You are incorrectly adding the fields which gave you $0$ inside. The magnitudes have to be added when directions are same and subtracted when directions are opposite.
This is what we get from Gauss's law: $$\vec{E}=\frac{\sigma}{2\epsilon_0}\hat r$$
where, $$|\vec{E}|=\frac{\sigma}{2\epsilon_0}$$where $\sigma$ is the magnitude of surface charge density
So, outside, if direction of $\vec{E_+}$ is $\hat r$ then, direction of $\vec{E_-}$ is $-\hat r$ $$\vec{E_+}=\frac{\sigma}{2\epsilon_0}\hat r$$$$\vec{E_-}=\frac{\sigma}{2\epsilon_0}(-\hat r)$$$$\vec{E_+}+\vec{E_-}=\frac{\sigma}{2\epsilon_0}\hat r+\frac{-\sigma}{2\epsilon_0}\hat r$$ $$=0$$
Inside, both $\vec E_+$ and $\vec E_-$ has same direction $\hat r$ $$\vec{E_+}=\frac{\sigma}{2\epsilon_0}\hat r$$$$\vec{E_-}=\frac{\sigma}{2\epsilon_0}\hat r$$$$\vec{E_+}+\vec{E_-}=\frac{\sigma}{2\epsilon_0}\hat r+\frac{\sigma}{2\epsilon_0}\hat r=\frac{\sigma}{\epsilon_0}\hat r$$
Talking in magnitudes, inside, the magnitudes have to be added, $$|\vec E_+|+|\vec E_-|=\frac{\sigma}{2\epsilon_0}+\frac{\sigma}{2\epsilon_0}=\frac{\sigma}{\epsilon_0}$$
outside, they have to be subtracted, $$|\vec E_+|-|\vec E_-|=\frac{\sigma}{2\epsilon_0}-\frac{\sigma}{2\epsilon_0}=0$$
Best Answer
Outside two infinite parallel plates with opposite charge the electric field is zero, and that can be proved with Gauss's law using any possible Gaussian surface imaginable. However, it might be extremely hard to show if you don't choose the Gaussian surface in a smart way.

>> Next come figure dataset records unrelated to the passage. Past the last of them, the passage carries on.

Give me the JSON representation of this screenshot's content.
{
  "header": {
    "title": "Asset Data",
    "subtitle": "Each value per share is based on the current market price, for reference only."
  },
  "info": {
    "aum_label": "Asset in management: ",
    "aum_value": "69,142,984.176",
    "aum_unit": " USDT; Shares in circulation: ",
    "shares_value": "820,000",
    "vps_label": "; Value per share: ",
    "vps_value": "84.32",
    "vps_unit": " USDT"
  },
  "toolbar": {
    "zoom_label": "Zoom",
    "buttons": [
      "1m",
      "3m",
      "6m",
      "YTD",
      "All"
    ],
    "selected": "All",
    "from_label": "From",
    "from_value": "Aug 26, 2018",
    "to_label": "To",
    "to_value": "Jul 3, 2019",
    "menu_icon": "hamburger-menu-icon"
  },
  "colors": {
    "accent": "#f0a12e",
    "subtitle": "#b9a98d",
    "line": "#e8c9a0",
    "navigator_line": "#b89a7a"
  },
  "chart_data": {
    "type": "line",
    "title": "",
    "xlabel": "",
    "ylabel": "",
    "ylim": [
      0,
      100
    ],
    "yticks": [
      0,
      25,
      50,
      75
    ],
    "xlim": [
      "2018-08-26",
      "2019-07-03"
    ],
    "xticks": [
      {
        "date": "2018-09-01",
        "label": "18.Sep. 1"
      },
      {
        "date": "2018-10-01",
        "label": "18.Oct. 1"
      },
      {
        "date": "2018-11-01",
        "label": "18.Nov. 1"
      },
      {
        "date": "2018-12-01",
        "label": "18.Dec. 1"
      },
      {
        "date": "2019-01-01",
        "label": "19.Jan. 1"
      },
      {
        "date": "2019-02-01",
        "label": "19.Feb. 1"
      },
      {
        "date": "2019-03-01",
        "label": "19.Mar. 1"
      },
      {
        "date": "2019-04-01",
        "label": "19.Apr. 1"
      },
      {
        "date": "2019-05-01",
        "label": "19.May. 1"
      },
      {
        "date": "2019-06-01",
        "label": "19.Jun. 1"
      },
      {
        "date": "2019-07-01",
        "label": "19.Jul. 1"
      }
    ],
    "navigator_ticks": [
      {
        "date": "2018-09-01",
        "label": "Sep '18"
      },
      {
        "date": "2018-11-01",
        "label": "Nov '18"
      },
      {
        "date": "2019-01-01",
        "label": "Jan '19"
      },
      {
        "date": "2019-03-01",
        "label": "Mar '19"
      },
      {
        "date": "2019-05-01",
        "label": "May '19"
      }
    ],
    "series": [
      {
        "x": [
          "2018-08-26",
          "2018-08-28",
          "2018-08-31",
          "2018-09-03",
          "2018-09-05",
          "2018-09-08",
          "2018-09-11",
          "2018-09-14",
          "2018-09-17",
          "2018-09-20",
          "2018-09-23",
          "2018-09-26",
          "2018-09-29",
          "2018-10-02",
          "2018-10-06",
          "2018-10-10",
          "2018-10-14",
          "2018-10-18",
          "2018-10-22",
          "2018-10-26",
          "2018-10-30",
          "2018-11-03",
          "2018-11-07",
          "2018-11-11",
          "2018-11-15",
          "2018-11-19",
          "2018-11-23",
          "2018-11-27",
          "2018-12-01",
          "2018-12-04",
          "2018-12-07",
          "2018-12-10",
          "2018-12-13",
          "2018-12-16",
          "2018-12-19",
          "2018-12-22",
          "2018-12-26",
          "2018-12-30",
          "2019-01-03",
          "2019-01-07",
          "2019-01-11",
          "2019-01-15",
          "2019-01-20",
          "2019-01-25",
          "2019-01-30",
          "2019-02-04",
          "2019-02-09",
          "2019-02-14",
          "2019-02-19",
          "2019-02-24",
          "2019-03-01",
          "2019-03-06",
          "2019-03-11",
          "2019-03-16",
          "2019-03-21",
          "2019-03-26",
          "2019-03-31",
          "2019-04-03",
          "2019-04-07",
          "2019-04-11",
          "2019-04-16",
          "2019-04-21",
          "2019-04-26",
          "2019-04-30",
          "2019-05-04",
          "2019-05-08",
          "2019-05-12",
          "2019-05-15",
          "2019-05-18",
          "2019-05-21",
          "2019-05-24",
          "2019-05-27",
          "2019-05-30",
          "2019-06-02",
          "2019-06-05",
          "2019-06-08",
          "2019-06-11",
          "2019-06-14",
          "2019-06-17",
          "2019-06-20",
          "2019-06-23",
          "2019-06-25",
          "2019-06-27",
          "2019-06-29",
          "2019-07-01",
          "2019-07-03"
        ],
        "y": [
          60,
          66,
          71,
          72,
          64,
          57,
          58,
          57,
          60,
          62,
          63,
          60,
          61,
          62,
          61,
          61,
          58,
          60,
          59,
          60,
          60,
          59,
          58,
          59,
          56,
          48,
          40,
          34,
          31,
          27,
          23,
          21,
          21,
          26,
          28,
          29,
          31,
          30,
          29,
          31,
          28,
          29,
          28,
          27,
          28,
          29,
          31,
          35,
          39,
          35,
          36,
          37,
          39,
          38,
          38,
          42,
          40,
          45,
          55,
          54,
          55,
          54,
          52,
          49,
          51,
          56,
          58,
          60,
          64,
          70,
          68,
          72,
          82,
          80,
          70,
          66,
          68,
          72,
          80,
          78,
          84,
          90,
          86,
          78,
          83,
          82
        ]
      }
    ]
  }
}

The usual way you'd show that the electric field outside an infinite parallel-plate capacitor is zero, is by using the fact (derived using Gauss's law) that the electric field above an infinite plate, lying in the $xy$-plane for example, is given by $$ \vec{E}_1=\frac{\sigma}{2\epsilon_0}\hat{k} $$ where $\sigma$ is the surface charge density of the plate. If you now put another plate with opposite charge, i.e. opposite $\sigma$, some distance below or above the first one, then that contributes its own electric field, $$ \vec{E}_2=-\frac{\sigma}{2\epsilon_0}\hat{k} $$ in the region above it. Since the electric field obeys the principle of superposition, the net electric field above both plates is zero. The same happens below both plates, while between the plates the electric field is constant and nonzero.

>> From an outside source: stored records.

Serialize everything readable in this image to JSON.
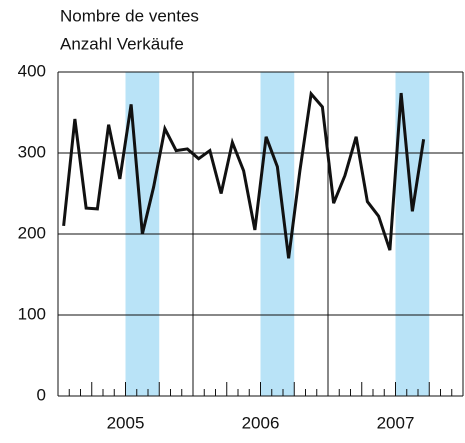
{
  "chart_data": {
    "type": "line",
    "y_axis_title": [
      "Nombre de ventes",
      "Anzahl Verkäufe"
    ],
    "categories": [
      null,
      null,
      null,
      null,
      null,
      null,
      null,
      null,
      null,
      null,
      null,
      null,
      null,
      null,
      null,
      null,
      null,
      null,
      null,
      null,
      null,
      null,
      null,
      null,
      null,
      null,
      null,
      null,
      null,
      null,
      null,
      null,
      null
    ],
    "years": [
      "2005",
      "2006",
      "2007"
    ],
    "series": [
      {
        "name": null,
        "color": "#111111",
        "values": [
          210,
          342,
          232,
          231,
          335,
          268,
          360,
          200,
          258,
          330,
          303,
          305,
          293,
          303,
          250,
          313,
          278,
          205,
          320,
          283,
          170,
          278,
          373,
          357,
          238,
          272,
          320,
          240,
          222,
          180,
          374,
          228,
          317
        ]
      }
    ],
    "ylim": [
      0,
      400
    ],
    "yticks": [
      0,
      100,
      200,
      300,
      400
    ],
    "grid": true,
    "highlight_color": "#b9e3f7"
  }
}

Your way of doing it is a little more tricky, but again gives the same answer. For example, if you choose the Gaussian surface to have an hourglass shape with different radii for the two sides, then indeed the net charge enclosed is not zero. However, when you calculate the total electric flux through that surface, you have to be careful to realize that there is nonzero electric field between the two plates, and therefore there is a nonzero flux through the part of the Gaussian surface that lies between the plates. That flux, of course, has to be accounted for. Assuming that you know the electric field inside the capacitor, $\vec{E}_\text{inside}$, you can do the integral $\oint\vec{E}_\text{inside}\cdot d\vec{A}$ for such a Gaussian surface (it's not that hard actually), and you find that the flux through the part of the surface that lies between the plates is exactly equal to $q_{\text{enclosed}}/\epsilon_0$. Thus, the net flux through the part of the Gaussian surface that lies outside the plates has to be zero, proving, after a little thought, that the electric field outside the capacitor is zero.
The final answer for $\vec{E}$ never depends on the Gaussian surface used, but the way to get to it always does. That's why the Gaussian surface has to be chosen in a smart way, i.e. in a way that makes the calculation of $\oint\vec{E}\cdot d\vec{A}$ easy.